Training a vocoder Model

import os

from trainer import Trainer, TrainerArgs

from TTS.utils.audio import AudioProcessor
from TTS.vocoder.configs import HifiganConfig
from TTS.vocoder.datasets.preprocess import load_wav_data
from TTS.vocoder.models.gan import GAN

output_path = os.path.dirname(os.path.abspath(__file__))


def main():
    config = HifiganConfig(
        batch_size=32,
        eval_batch_size=16,
        num_loader_workers=4,
        num_eval_loader_workers=4,
        run_eval=True,
        test_delay_epochs=5,
        epochs=1000,
        seq_len=8192,
        pad_short=2000,
        use_noise_augment=True,
        eval_split_size=10,
        print_step=25,
        print_eval=False,
        mixed_precision=False,
        lr_gen=1e-4,
        lr_disc=1e-4,
        data_path=os.path.join(output_path, "../LJSpeech-1.1/wavs/"),
        output_path=output_path,
    )

    # init audio processor
    ap = AudioProcessor(**config.audio.to_dict())

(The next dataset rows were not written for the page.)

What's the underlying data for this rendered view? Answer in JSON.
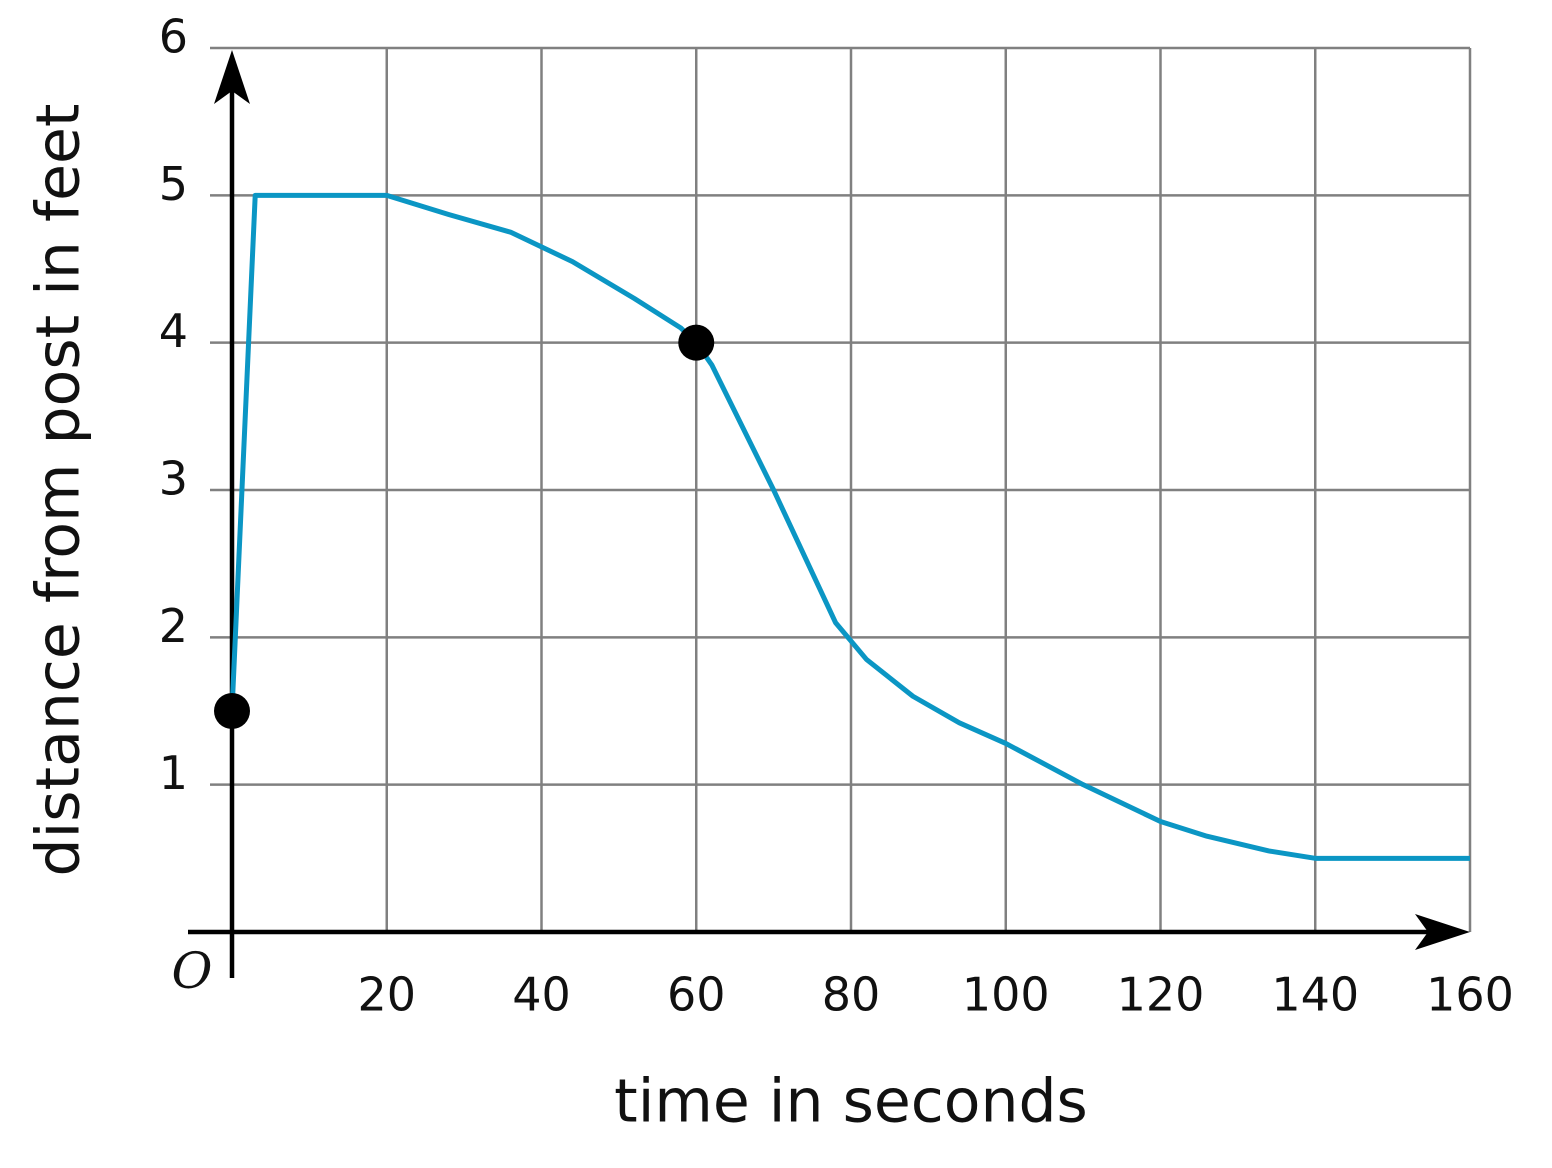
{
  "chart_data": {
    "type": "line",
    "x_label": "time in seconds",
    "y_label": "distance from post in feet",
    "origin_label": "O",
    "x": [
      0,
      3,
      20,
      28,
      36,
      44,
      52,
      58,
      60,
      62,
      70,
      78,
      82,
      88,
      94,
      100,
      110,
      120,
      126,
      134,
      140,
      144,
      160
    ],
    "series": [
      {
        "color": "#0b96c4",
        "values": [
          1.5,
          5,
          5,
          4.87,
          4.75,
          4.55,
          4.3,
          4.1,
          4,
          3.85,
          3.0,
          2.1,
          1.85,
          1.6,
          1.42,
          1.28,
          1.0,
          0.75,
          0.65,
          0.55,
          0.5,
          0.5,
          0.5
        ]
      }
    ],
    "points": {
      "color": "#000000",
      "x": [
        0,
        60
      ],
      "values": [
        1.5,
        4
      ]
    },
    "xlim": [
      0,
      160
    ],
    "ylim": [
      0,
      6
    ],
    "xticks": [
      20,
      40,
      60,
      80,
      100,
      120,
      140,
      160
    ],
    "yticks": [
      1,
      2,
      3,
      4,
      5,
      6
    ],
    "grid": true
  }
}
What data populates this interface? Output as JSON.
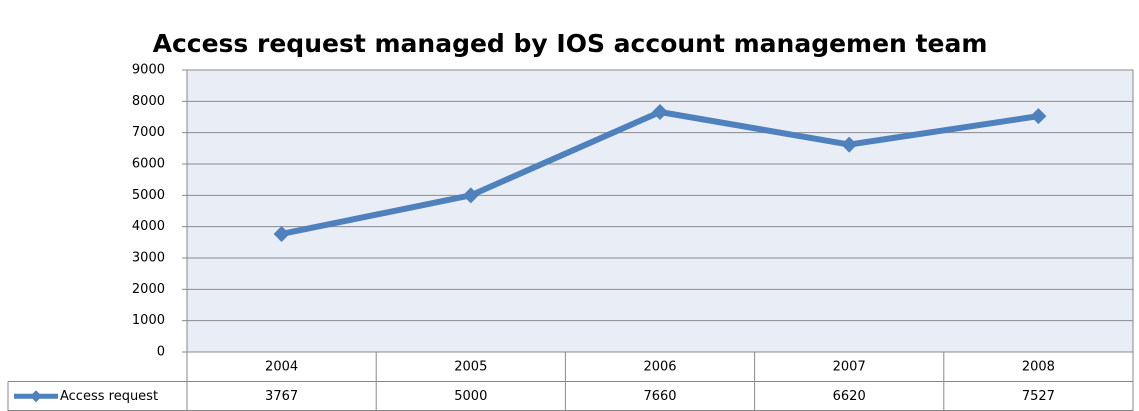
{
  "chart_data": {
    "type": "line",
    "title": "Access request managed by IOS account managemen team",
    "categories": [
      "2004",
      "2005",
      "2006",
      "2007",
      "2008"
    ],
    "series": [
      {
        "name": "Access request",
        "color": "#4f81bd",
        "values": [
          3767,
          5000,
          7660,
          6620,
          7527
        ]
      }
    ],
    "ylim": [
      0,
      9000
    ],
    "yticks": [
      0,
      1000,
      2000,
      3000,
      4000,
      5000,
      6000,
      7000,
      8000,
      9000
    ],
    "grid": true,
    "data_table": true
  }
}
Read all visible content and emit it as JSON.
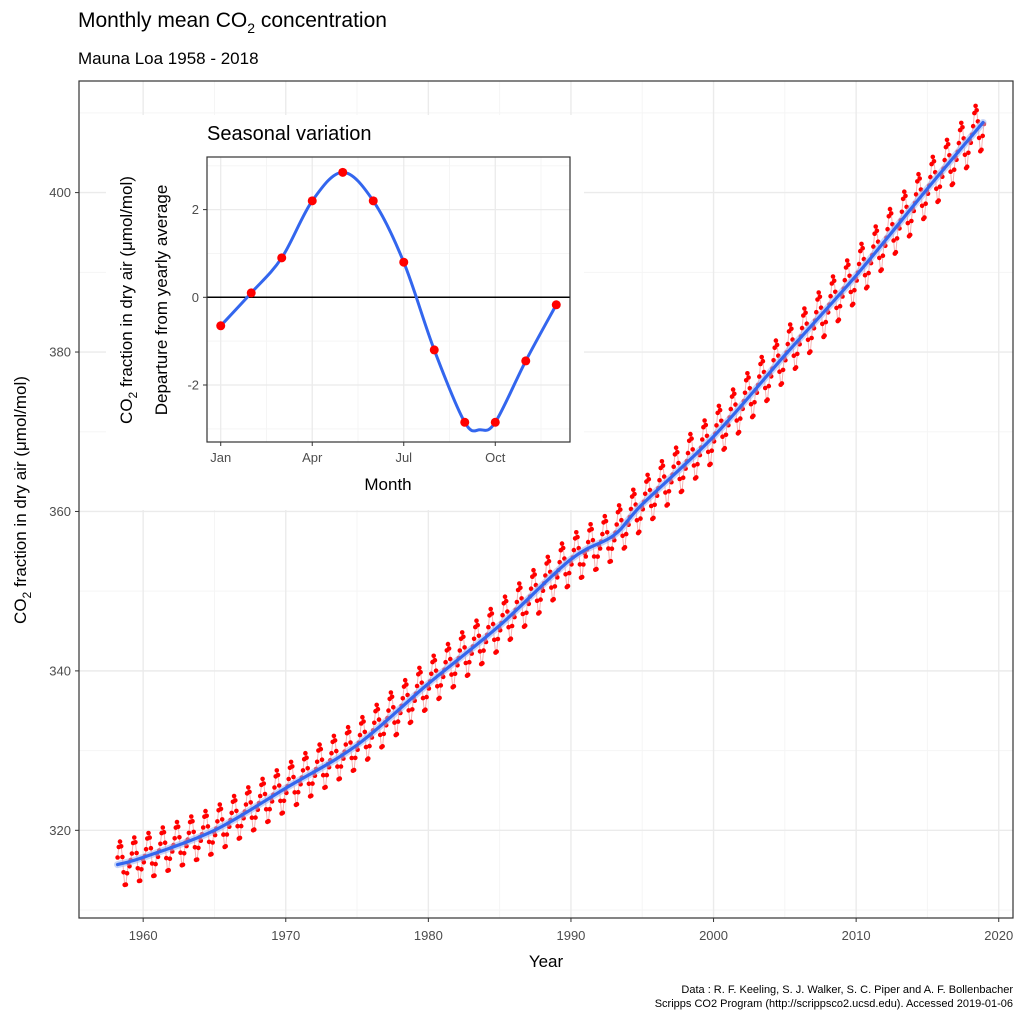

    # load training samples
    eval_samples, train_samples = load_wav_data(config.data_path, config.eval_split_size)

    # init model
    model = GAN(config, ap)

    # init the trainer and 🚀
    trainer = Trainer(
        TrainerArgs(), config, output_path, model=model, train_samples=train_samples, eval_samples=eval_samples
    )
    trainer.fit()


if __name__ == "__main__":
    main()

❗️ Note that you can also use train_vocoder.py as the tts models above.